GEREKÇE: Dava 2 adet senedin kaybolması sebebiyle iptali istemine ilişkin olup, ilk derece mahkemesince yazılı gerekçeyle davanın reddine karar verilmiştir. Somut olayda, dava açıldıktan sonra her iki senet yönünden de ayrı ayrı üçüncü kişiler tarafından icra takipleri yapıldığı basittir. Senetlerin takip başlatılmak suretiyle icra takibine konu edilmesi üzerine ilk derece mahkemesince davacı tarafa mehil verilerek davacı tarafın verilen süre içerisinde yetkili yer ticaret mahkemelerinde istirdat davası açtığı dosya kapsamından açık olup bu konuda ihtilaf bulunmamaktadır. TTK’nın 758. maddesinde poliçeyi eline geçiren kişi bilindiği takdirde, mahkeme, dilekçe sahibine iade davası açması için uygun süre verileceği, dava açılmaz ise ödeme yasağının kaldrılacağı düzenlenmiştir.TTK’nın anılan hükmüne ve yerleşik Yargıtay içtihatlarına göre, yapılan yargılama sırasında çek hamilinin ortaya çıkması durumunda, çek iptali davasını açan davacıya, mevcut çek hamiline karşı çek istirdadı davası açması konusunda süre verilmesi, istirdat davasının açılması halinde, çek iptali davasının konusuz kaldığından bahisle karar verilmesine yer olmadığına, dava açılmaması halinde ise çek iptali davasının reddi yönünde hüküm kurulması gerekmektedir. (Yargıtay 11.Hukuk Dairesinin 2016/8764 Esas 2017/5619 Karar). Hasımsız olarak açılan senet iptali davaları, üçüncü kişilerin davaya müdahaleleri halinde çekişmeli hale gelemeyeceğinden, alacağın varlığına ve hukuki ilişkiye yönelik inceleme yapılamaz.Bu nedenlerle ilk derece mahkemesince, davacıya çeki elinde bulunduran fer’i müdahile karşı istirdat davası açmak üzere kesin süre verilmesi ve fer’i müdahilin alacağının kaynaklandığı hukuki ilişkiye yönelik araştırma yapmaması doğru olup, davacı vekilinin bu yöndeki istinaf itirazları yerinde değildir.

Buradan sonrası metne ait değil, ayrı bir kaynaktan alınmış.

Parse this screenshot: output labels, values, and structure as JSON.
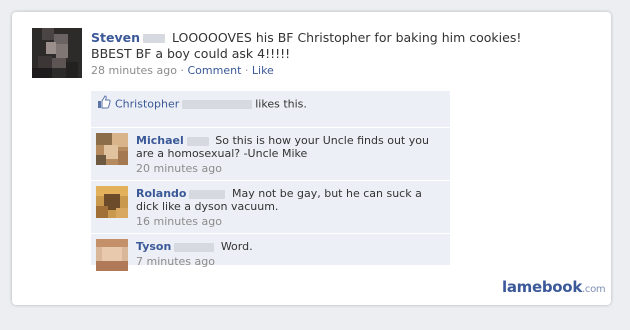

Bu durumda, istinaf kanun yoluna başvuranın dilekçesinde yer verdiği itirazların açıklanan gerekçe ışığında yerinde olmamasına, kararda kamu düzenine ilişkin bir aykırılık bulunmamasına, kararının usul ve esas yönünden hukuka uygun olmasına göre, duruşma açılmasına gerek görülmeyerek Hukuk Muhakemeleri Kanunu’nun 353/1-b-1 maddesi gereğince istinaf başvurusunun esastan reddine karar verilmesi gerekmiştir.
HÜKÜM: Yukarıda açıklanan nedenlerle;
1-Davacı vekilinin istinaf başvurusunun Hukuk Muhakemeleri Kanunu’nun 353/1-b-1 maddesi uyarınca ESASTAN REDDİNE,
2-Davacı yönünden istinaf karar harcı olan 269,85 TL peşin olarak alındığından yeniden alınmasına yer olmadığına,
3-İstinaf başvurusu nedeni ile davacının yaptığı giderlerin kendi üzerinde bırakılmasına,
Dosya üzerinden yapılan inceleme neticesinde, HMK’nın 362/1-ç maddesi uyarınca kesin olmak üzere 02.10.2023 tarihinde oy birliğiyle karar verildi.